Mavericks owner Mark Cuban speaks with Jeffrey Katzenberg during a Lakers game in Los Angeles. Gary A. Vasquez (USA TODAY Sports via Portal Con)
The Dallas Mavericks are changing ownership. Slovenian star Luka Dončić’s team was taken over by Miriam Adelson, the widow of Sheldon Adelson, the powerful Las Vegas Sands casino magnate who died in 2021. Mark Cuban, the charismatic businessman who owns the team, sold the majority of shares to Adelsons in a deal valued at $3.5 billion. The sale, reported by The Athletic, allows Cuban to retain control over the NBA team’s athletic decisions.
The operation had not been confirmed by either party this Tuesday. However, the American media referred to a communication to the financial regulator from Las Vegas Sands, the Adelson group. The company announced that it was offering shares for sale for an amount of $2,000 million. The proceeds would be used to “finance the majority acquisition of a professional sports franchise” based on an agreement between the parties. The operation must be approved by the league, according to the notice to the Securities and Exchange Commission, the SEC.
Miriam Adelson, a 78-year-old doctor by profession, is a major shareholder in Las Vegas Sands, the company that built the Venetian and Palazzo casinos. The group now only operates casinos in Macau and Singapore and also owns the main Las Vegas newspaper, the Review-Journal. His family has no experience in the sports world. Cuban said in 2022 that he was interested in working with Sands and advocating for the legalization of gambling in Texas, one of 29 states that do not allow sports or commercial betting.
The shares offered for sale by Sands would be enough to acquire 57% of Mavericks. Cuban would still have a significant block of shares. The alliance could fulfill one of the promises the businessman made in late 2002: building a new stadium in downtown Dallas. The building would be located in a development that would also include a casino. To prevent this, the Texas Congress must legalize gambling sometime in 2025 (it only meets every two years).
Cuban bought the Mavs 23 years ago for $285 million. At that time, most NBA clubs were losing money and the value of franchises was declining every year. The league’s total revenue was just under $2 billion after the 1998–1999 season. The businessman entered at a time when sports would experience a global resurgence thanks to television deals on cable television for local markets and the boost that social networks would give with Facebook in 2004, YouTube in 2005 and Twitter in 2006.
Dallas had among its big stars Dončić and the German Dirk Nowitzki, the first European to win the NBA MVP title. However, the team’s owner is one of the most familiar faces to basketball fans. The 65-year-old Cuban began his fortune in the dot-com bubble of the 1990s. He regularly attends games. It is common to see him in the stadium wearing the jersey and yelling at the league’s referees. This increased his public profile, which he capitalized on to become a celebrity thanks to his appearance on 16 seasons of the reality show “Shark Tank” or his involvement in new ventures such as a generic drug company. Bloomberg’s billionaires list estimates his fortune at around $6.5 billion.

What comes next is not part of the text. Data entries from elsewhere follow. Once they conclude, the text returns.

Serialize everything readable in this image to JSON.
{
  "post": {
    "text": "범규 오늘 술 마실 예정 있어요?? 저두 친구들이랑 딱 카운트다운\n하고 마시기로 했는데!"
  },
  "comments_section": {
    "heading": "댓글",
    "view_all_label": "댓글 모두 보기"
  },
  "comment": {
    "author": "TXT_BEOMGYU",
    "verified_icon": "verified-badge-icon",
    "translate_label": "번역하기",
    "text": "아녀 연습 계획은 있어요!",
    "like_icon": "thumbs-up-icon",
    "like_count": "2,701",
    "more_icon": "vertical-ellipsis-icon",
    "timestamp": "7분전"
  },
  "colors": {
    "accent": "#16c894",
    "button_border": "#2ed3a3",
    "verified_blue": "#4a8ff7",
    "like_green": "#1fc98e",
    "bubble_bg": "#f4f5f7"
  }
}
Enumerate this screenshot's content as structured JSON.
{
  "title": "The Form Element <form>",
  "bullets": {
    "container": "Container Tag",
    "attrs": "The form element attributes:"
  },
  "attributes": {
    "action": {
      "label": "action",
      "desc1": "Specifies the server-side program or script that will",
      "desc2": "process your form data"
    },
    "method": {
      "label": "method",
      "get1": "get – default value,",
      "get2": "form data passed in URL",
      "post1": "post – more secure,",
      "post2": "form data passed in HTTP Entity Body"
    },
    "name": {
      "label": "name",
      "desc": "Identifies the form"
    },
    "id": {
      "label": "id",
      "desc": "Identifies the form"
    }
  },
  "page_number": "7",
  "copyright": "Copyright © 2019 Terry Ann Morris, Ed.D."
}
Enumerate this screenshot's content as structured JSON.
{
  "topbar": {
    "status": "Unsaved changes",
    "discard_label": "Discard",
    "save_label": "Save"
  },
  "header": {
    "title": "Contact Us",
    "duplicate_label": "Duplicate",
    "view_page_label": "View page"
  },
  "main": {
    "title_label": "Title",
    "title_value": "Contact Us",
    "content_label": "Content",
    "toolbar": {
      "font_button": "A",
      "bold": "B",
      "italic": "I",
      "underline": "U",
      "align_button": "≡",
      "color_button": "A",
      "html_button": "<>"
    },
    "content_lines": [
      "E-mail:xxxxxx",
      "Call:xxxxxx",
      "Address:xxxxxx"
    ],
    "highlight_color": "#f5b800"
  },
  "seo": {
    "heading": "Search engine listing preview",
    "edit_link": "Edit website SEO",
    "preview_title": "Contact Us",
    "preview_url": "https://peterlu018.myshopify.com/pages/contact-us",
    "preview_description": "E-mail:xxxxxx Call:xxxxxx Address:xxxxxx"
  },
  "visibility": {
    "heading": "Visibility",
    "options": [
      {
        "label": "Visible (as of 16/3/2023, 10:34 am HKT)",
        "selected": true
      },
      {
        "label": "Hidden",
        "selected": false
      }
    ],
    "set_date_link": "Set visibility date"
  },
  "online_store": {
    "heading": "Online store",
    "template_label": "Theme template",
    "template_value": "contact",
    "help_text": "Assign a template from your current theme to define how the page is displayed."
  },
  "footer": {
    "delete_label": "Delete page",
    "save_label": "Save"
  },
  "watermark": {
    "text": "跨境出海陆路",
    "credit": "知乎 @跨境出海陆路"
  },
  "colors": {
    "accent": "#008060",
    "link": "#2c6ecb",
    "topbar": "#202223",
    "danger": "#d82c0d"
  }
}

Dallas has qualified for the playoffs in 18 of the 23 seasons Cuban has played. His style can be controversial. Last season, 2022-2023, the team was relegated to 11th place in the West. The NBA fined the Mavs $750,000 for missing a game against Chicago in April and holding on to a first-round draft pick that had a chance of falling into the hands of the Knicks. It’s not the first time that the businessman has paid for what is known in the league as tanking and deliberately allowed himself to win. In 2018, he spent $600,000 after confessing on a podcast that he had dinner with some of his players to convince them that they should lose to improve the team’s chances of winning would not qualify and was looking for his best position in the draft since Nowitzki’s inception in 1998. Cuban said at the time that this was a sign of being a transparent owner.